Joseph Vincent Ntuda Ebodé : «Il s'agit d'un maintien de l'ordre renforcé»
CAMEROUN :: POINT DE VUE

CAMEROUN :: Joseph Vincent Ntuda Ebodé : «Il s'agit d'un maintien de l'ordre renforcé» :: CAMEROON

C’est  l’un  des  préalables posés par les promoteurs du projet d’organisation d’une  «  Conférence générale anglophone » en vue de ramener la paix dans les régions du Nord-Ouest  et  du  Sud-Ouest  et qu’ils ont projeté pour les 29 et 30 août prochains dans la ville de Buea : le dépôt des armes par les forces de  défense  et  de  sécurité  et  les terroristes.

En clair, il est demandé à une armée républicaine de cesser d’accomplir ses missions régaliennes : la protection des institutions, des personnes  et  des  biens  et  la  défense  de  l’intégrité territoriale  du Cameroun.  Comme  l’a  rappelé  le ministre  de  la  Communication, porte-parole du gouvernement, Issa Tchiroma Bakary dans ces colonnes lundi  dernier,  «  sans  la  présence de  ces  forces,  ces  terroristes  au- raient  tout détruit,  auraient  hissé leur drapeau partout où ils en auraient convenance ».

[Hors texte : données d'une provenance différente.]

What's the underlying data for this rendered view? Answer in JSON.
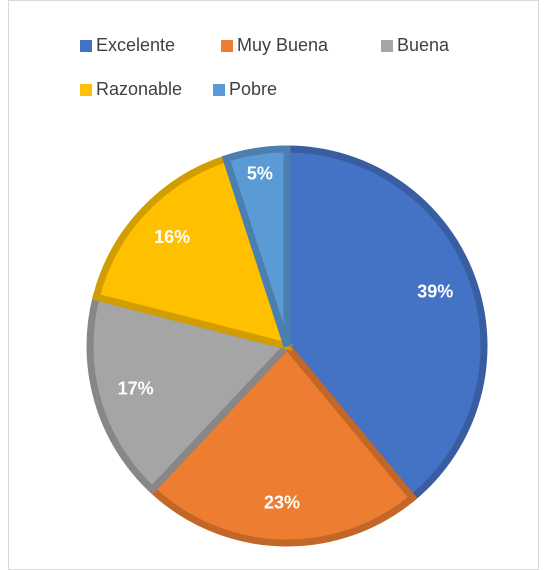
{
  "chart_data": {
    "type": "pie",
    "categories": [
      "Excelente",
      "Muy Buena",
      "Buena",
      "Razonable",
      "Pobre"
    ],
    "values": [
      39,
      23,
      17,
      16,
      5
    ],
    "value_labels": [
      "39%",
      "23%",
      "17%",
      "16%",
      "5%"
    ],
    "colors": [
      "#4472c4",
      "#ed7d31",
      "#a5a5a5",
      "#ffc000",
      "#5b9bd5"
    ],
    "legend": "top"
  }
}
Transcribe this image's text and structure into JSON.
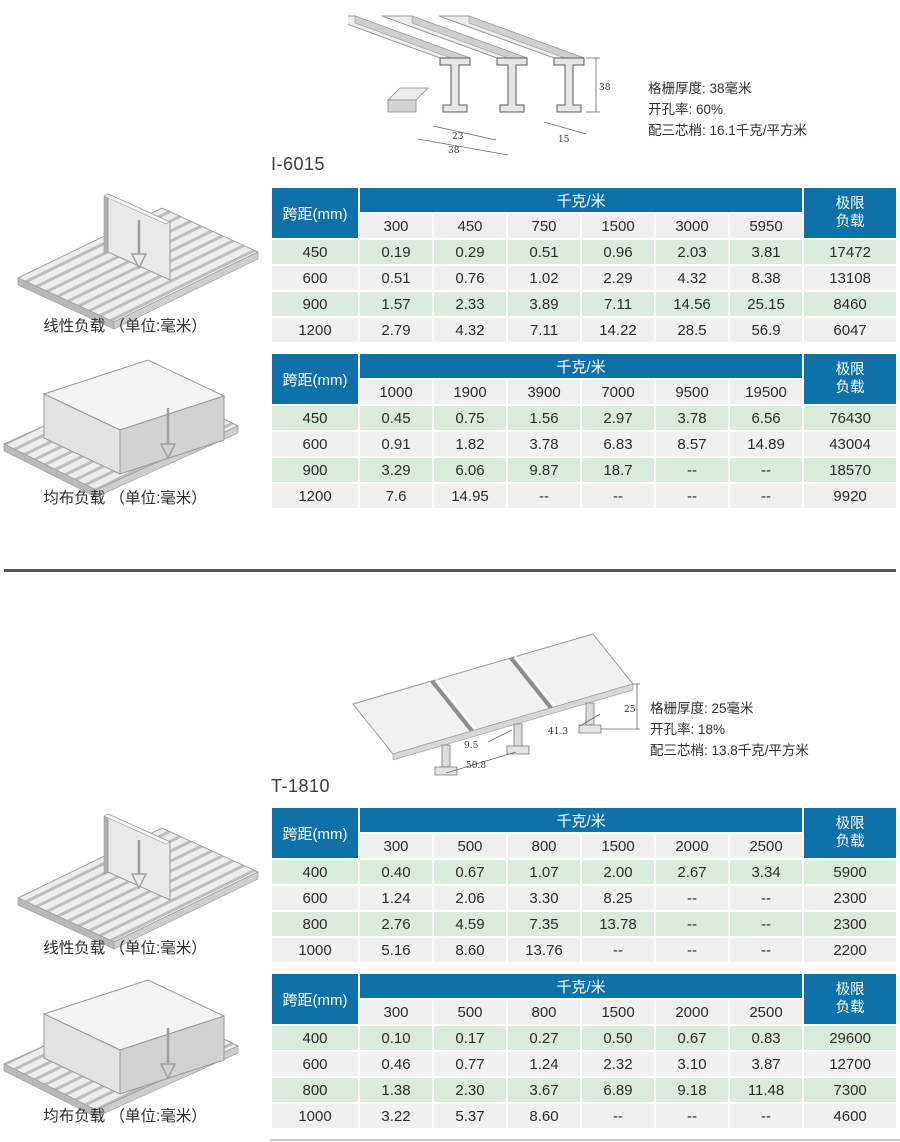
{
  "colors": {
    "header_blue": "#0e71a9",
    "row_green": "#d9ebdb",
    "row_gray": "#f0f0ef",
    "subheader_gray": "#efefef",
    "divider": "#595959"
  },
  "sections": [
    {
      "title": "I-6015",
      "specs": {
        "thickness": "格栅厚度: 38毫米",
        "open_rate": "开孔率: 60%",
        "weight": "配三芯梢: 16.1千克/平方米"
      },
      "drawing_dims": {
        "d1": "38",
        "d2": "15",
        "d3": "23",
        "d4": "38"
      },
      "labels": {
        "linear": "线性负载 （单位:毫米）",
        "uniform": "均布负载 （单位:毫米）"
      },
      "tables": [
        {
          "span_header": "跨距(mm)",
          "unit_header": "千克/米",
          "limit_header": "极限负载",
          "columns": [
            "300",
            "450",
            "750",
            "1500",
            "3000",
            "5950"
          ],
          "rows": [
            [
              "450",
              "0.19",
              "0.29",
              "0.51",
              "0.96",
              "2.03",
              "3.81",
              "17472"
            ],
            [
              "600",
              "0.51",
              "0.76",
              "1.02",
              "2.29",
              "4.32",
              "8.38",
              "13108"
            ],
            [
              "900",
              "1.57",
              "2.33",
              "3.89",
              "7.11",
              "14.56",
              "25.15",
              "8460"
            ],
            [
              "1200",
              "2.79",
              "4.32",
              "7.11",
              "14.22",
              "28.5",
              "56.9",
              "6047"
            ]
          ]
        },
        {
          "span_header": "跨距(mm)",
          "unit_header": "千克/米",
          "limit_header": "极限负载",
          "columns": [
            "1000",
            "1900",
            "3900",
            "7000",
            "9500",
            "19500"
          ],
          "rows": [
            [
              "450",
              "0.45",
              "0.75",
              "1.56",
              "2.97",
              "3.78",
              "6.56",
              "76430"
            ],
            [
              "600",
              "0.91",
              "1.82",
              "3.78",
              "6.83",
              "8.57",
              "14.89",
              "43004"
            ],
            [
              "900",
              "3.29",
              "6.06",
              "9.87",
              "18.7",
              "--",
              "--",
              "18570"
            ],
            [
              "1200",
              "7.6",
              "14.95",
              "--",
              "--",
              "--",
              "--",
              "9920"
            ]
          ]
        }
      ]
    },
    {
      "title": "T-1810",
      "specs": {
        "thickness": "格栅厚度: 25毫米",
        "open_rate": "开孔率: 18%",
        "weight": "配三芯梢: 13.8千克/平方米"
      },
      "drawing_dims": {
        "d1": "25",
        "d2": "41.3",
        "d3": "9.5",
        "d4": "50.8"
      },
      "labels": {
        "linear": "线性负载 （单位:毫米）",
        "uniform": "均布负载 （单位:毫米）"
      },
      "tables": [
        {
          "span_header": "跨距(mm)",
          "unit_header": "千克/米",
          "limit_header": "极限负载",
          "columns": [
            "300",
            "500",
            "800",
            "1500",
            "2000",
            "2500"
          ],
          "rows": [
            [
              "400",
              "0.40",
              "0.67",
              "1.07",
              "2.00",
              "2.67",
              "3.34",
              "5900"
            ],
            [
              "600",
              "1.24",
              "2.06",
              "3.30",
              "8.25",
              "--",
              "--",
              "2300"
            ],
            [
              "800",
              "2.76",
              "4.59",
              "7.35",
              "13.78",
              "--",
              "--",
              "2300"
            ],
            [
              "1000",
              "5.16",
              "8.60",
              "13.76",
              "--",
              "--",
              "--",
              "2200"
            ]
          ]
        },
        {
          "span_header": "跨距(mm)",
          "unit_header": "千克/米",
          "limit_header": "极限负载",
          "columns": [
            "300",
            "500",
            "800",
            "1500",
            "2000",
            "2500"
          ],
          "rows": [
            [
              "400",
              "0.10",
              "0.17",
              "0.27",
              "0.50",
              "0.67",
              "0.83",
              "29600"
            ],
            [
              "600",
              "0.46",
              "0.77",
              "1.24",
              "2.32",
              "3.10",
              "3.87",
              "12700"
            ],
            [
              "800",
              "1.38",
              "2.30",
              "3.67",
              "6.89",
              "9.18",
              "11.48",
              "7300"
            ],
            [
              "1000",
              "3.22",
              "5.37",
              "8.60",
              "--",
              "--",
              "--",
              "4600"
            ]
          ]
        }
      ]
    }
  ]
}
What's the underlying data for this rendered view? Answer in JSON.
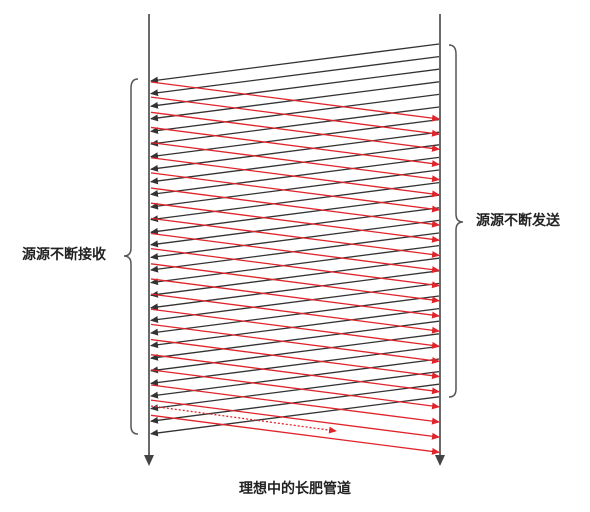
{
  "labels": {
    "left": "源源不断接收",
    "right": "源源不断发送",
    "caption": "理想中的长肥管道"
  },
  "colors": {
    "timeline": "#444444",
    "ack_line": "#333333",
    "data_line": "#e0242b",
    "brace": "#555555"
  },
  "diagram": {
    "black_arrow_count": 29,
    "red_arrow_count": 23,
    "dotted_red_arrow_count": 1
  }
}
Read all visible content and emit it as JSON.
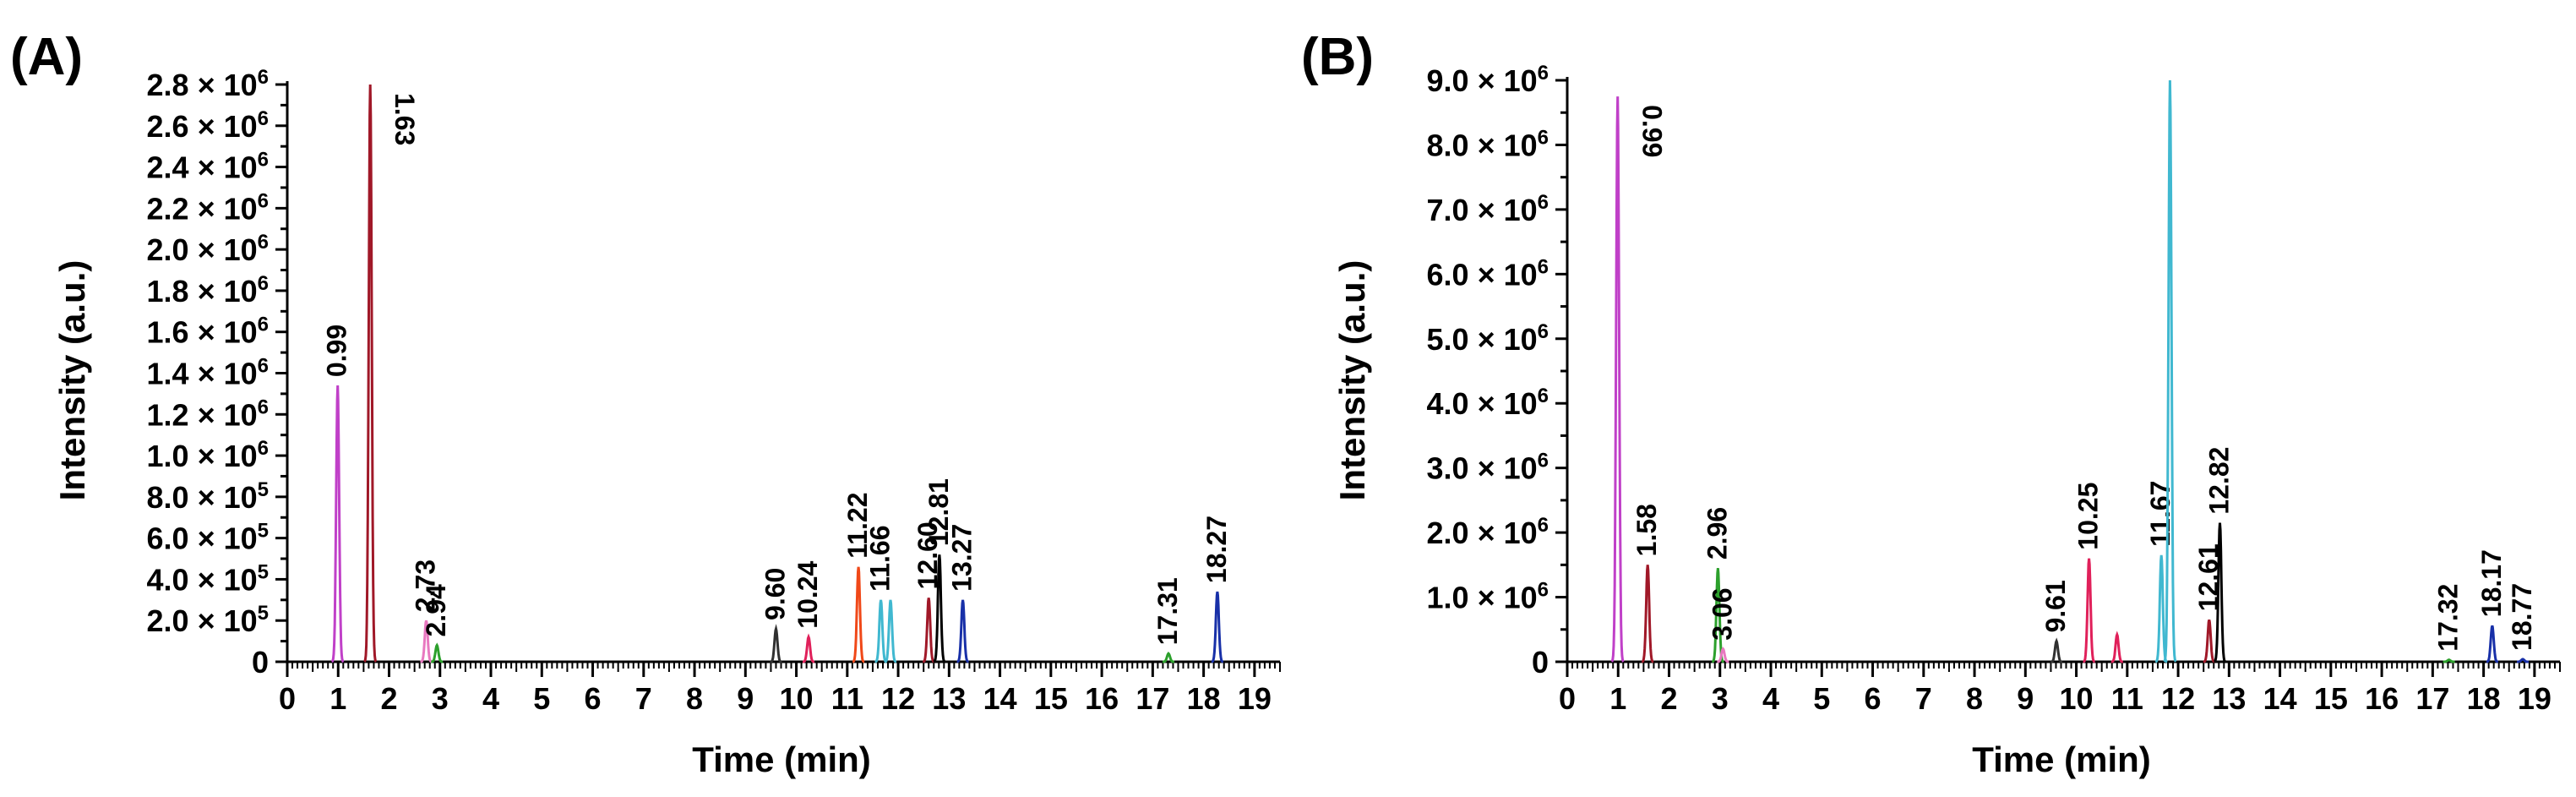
{
  "chart_data": [
    {
      "type": "line",
      "panel_label": "(A)",
      "xlabel": "Time (min)",
      "ylabel": "Intensity (a.u.)",
      "xlim": [
        0,
        19.5
      ],
      "ylim": [
        0,
        2800000
      ],
      "x_ticks": [
        "0",
        "1",
        "2",
        "3",
        "4",
        "5",
        "6",
        "7",
        "8",
        "9",
        "10",
        "11",
        "12",
        "13",
        "14",
        "15",
        "16",
        "17",
        "18",
        "19"
      ],
      "y_ticks": [
        {
          "value": 0,
          "label": "0"
        },
        {
          "value": 200000,
          "label": "2.0 × 10⁵"
        },
        {
          "value": 400000,
          "label": "4.0 × 10⁵"
        },
        {
          "value": 600000,
          "label": "6.0 × 10⁵"
        },
        {
          "value": 800000,
          "label": "8.0 × 10⁵"
        },
        {
          "value": 1000000,
          "label": "1.0 × 10⁶"
        },
        {
          "value": 1200000,
          "label": "1.2 × 10⁶"
        },
        {
          "value": 1400000,
          "label": "1.4 × 10⁶"
        },
        {
          "value": 1600000,
          "label": "1.6 × 10⁶"
        },
        {
          "value": 1800000,
          "label": "1.8 × 10⁶"
        },
        {
          "value": 2000000,
          "label": "2.0 × 10⁶"
        },
        {
          "value": 2200000,
          "label": "2.2 × 10⁶"
        },
        {
          "value": 2400000,
          "label": "2.4 × 10⁶"
        },
        {
          "value": 2600000,
          "label": "2.6 × 10⁶"
        },
        {
          "value": 2800000,
          "label": "2.8 × 10⁶"
        }
      ],
      "peaks": [
        {
          "time": 0.99,
          "intensity": 1340000,
          "color": "#c040c8",
          "label": "0.99"
        },
        {
          "time": 1.63,
          "intensity": 2800000,
          "color": "#a01828",
          "label": "1.63"
        },
        {
          "time": 2.73,
          "intensity": 200000,
          "color": "#e878c0",
          "label": "2.73"
        },
        {
          "time": 2.94,
          "intensity": 80000,
          "color": "#2ca02c",
          "label": "2.94"
        },
        {
          "time": 9.6,
          "intensity": 160000,
          "color": "#303030",
          "label": "9.60"
        },
        {
          "time": 10.24,
          "intensity": 120000,
          "color": "#e0205a",
          "label": "10.24"
        },
        {
          "time": 11.22,
          "intensity": 460000,
          "color": "#f04818",
          "label": "11.22"
        },
        {
          "time": 11.66,
          "intensity": 300000,
          "color": "#40b8d0",
          "label": "11.66"
        },
        {
          "time": 11.85,
          "intensity": 300000,
          "color": "#40b8d0",
          "label": ""
        },
        {
          "time": 12.6,
          "intensity": 310000,
          "color": "#a01828",
          "label": "12.60"
        },
        {
          "time": 12.81,
          "intensity": 520000,
          "color": "#000000",
          "label": "12.81"
        },
        {
          "time": 13.27,
          "intensity": 300000,
          "color": "#1830a8",
          "label": "13.27"
        },
        {
          "time": 17.31,
          "intensity": 40000,
          "color": "#2ca02c",
          "label": "17.31"
        },
        {
          "time": 18.27,
          "intensity": 340000,
          "color": "#1830a8",
          "label": "18.27"
        }
      ]
    },
    {
      "type": "line",
      "panel_label": "(B)",
      "xlabel": "Time (min)",
      "ylabel": "Intensity (a.u.)",
      "xlim": [
        0,
        19.5
      ],
      "ylim": [
        0,
        9000000
      ],
      "x_ticks": [
        "0",
        "1",
        "2",
        "3",
        "4",
        "5",
        "6",
        "7",
        "8",
        "9",
        "10",
        "11",
        "12",
        "13",
        "14",
        "15",
        "16",
        "17",
        "18",
        "19"
      ],
      "y_ticks": [
        {
          "value": 0,
          "label": "0"
        },
        {
          "value": 1000000,
          "label": "1.0 × 10⁶"
        },
        {
          "value": 2000000,
          "label": "2.0 × 10⁶"
        },
        {
          "value": 3000000,
          "label": "3.0 × 10⁶"
        },
        {
          "value": 4000000,
          "label": "4.0 × 10⁶"
        },
        {
          "value": 5000000,
          "label": "5.0 × 10⁶"
        },
        {
          "value": 6000000,
          "label": "6.0 × 10⁶"
        },
        {
          "value": 7000000,
          "label": "7.0 × 10⁶"
        },
        {
          "value": 8000000,
          "label": "8.0 × 10⁶"
        },
        {
          "value": 9000000,
          "label": "9.0 × 10⁶"
        }
      ],
      "peaks": [
        {
          "time": 0.99,
          "intensity": 8750000,
          "color": "#c040c8",
          "label": "0.99"
        },
        {
          "time": 1.58,
          "intensity": 1500000,
          "color": "#a01828",
          "label": "1.58"
        },
        {
          "time": 2.96,
          "intensity": 1450000,
          "color": "#2ca02c",
          "label": "2.96"
        },
        {
          "time": 3.06,
          "intensity": 200000,
          "color": "#e878c0",
          "label": "3.06"
        },
        {
          "time": 9.61,
          "intensity": 320000,
          "color": "#303030",
          "label": "9.61"
        },
        {
          "time": 10.25,
          "intensity": 1600000,
          "color": "#e0205a",
          "label": "10.25"
        },
        {
          "time": 10.8,
          "intensity": 420000,
          "color": "#e0205a",
          "label": ""
        },
        {
          "time": 11.67,
          "intensity": 1650000,
          "color": "#40b8d0",
          "label": "11.67"
        },
        {
          "time": 11.84,
          "intensity": 9000000,
          "color": "#40b8d0",
          "label": ""
        },
        {
          "time": 12.61,
          "intensity": 650000,
          "color": "#a01828",
          "label": "12.61"
        },
        {
          "time": 12.82,
          "intensity": 2150000,
          "color": "#000000",
          "label": "12.82"
        },
        {
          "time": 17.32,
          "intensity": 30000,
          "color": "#2ca02c",
          "label": "17.32"
        },
        {
          "time": 18.17,
          "intensity": 560000,
          "color": "#1830a8",
          "label": "18.17"
        },
        {
          "time": 18.77,
          "intensity": 40000,
          "color": "#1830a8",
          "label": "18.77"
        }
      ]
    }
  ]
}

Si l’on en juge aujourd’hui par le nombre d’écoles incendiées, les édifices publics  et privés détruits, les nombreuses autres exactions que vivent les paisibles  populations  du  Nord-Ouest et du Sud-Ouest, l’on peut convenir avec  le  Pr.  Joseph  Vincent  Ntuda Ebode qu’il s’agit là d’une demande qui passe mal, car il est impossible de  mettre  sur  le  même  plan  une armée républicaine et des bandes armées dont l’objet est la partition du Cameroun

Joseph Vincent Ntuda Ebodé : «Il s’agit d’un maintien de l’ordre renforcé»

Professeur,  quelle  lecture faites-vous de la proposition des religieux qui demandent expressément au gouvernement de cesser toutes opérations militaires pour la tenue de la conférence projetée?
Cette  prise  de  position  d’une partie des guides spirituels réunis  autour  de  Son  Eminence Tumi m’inspire une double lecture religieuse et politique. Sur le  plan  religieux d'abord  et en tenant compte du rôle joué par ce  secteur  de  la  société  civile dans  la  radicalisation  du  mouvement à ses débuts, il ne fait pas  de doute  qu’on  assiste  là, pour  certains  membres  de  ce groupe  tout  au  moins,  à  une forme de remord de s’être trompé sur  la  véritable  identité  des groupes pour lesquels on a eu une certaine sympathie identitaire. Ou alors,  à  l'angoisse de perdre le contrôle des groupes qu'on  croyait  durablement contrôler. Il s’agirait donc de ce point de vue d’une tentative de reprise en main. D’où d’ailleurs, l’idée de récupération soutenue par bon nombres dans les médias sociaux comme étant une équation personnelle.  Une  seconde lecture  partirait  de  la  posture politique. La peur d'une confrontation entre communautés  linguistiques  d’une  part  et  celle d'une fermeté des pouvoirs publics  qui  déboucherait  sur  un écrasement et l’ éradication des groupes armés d’autre part, face à  la  responsabilité  historique, aurait poussé ce groupe à cette position.  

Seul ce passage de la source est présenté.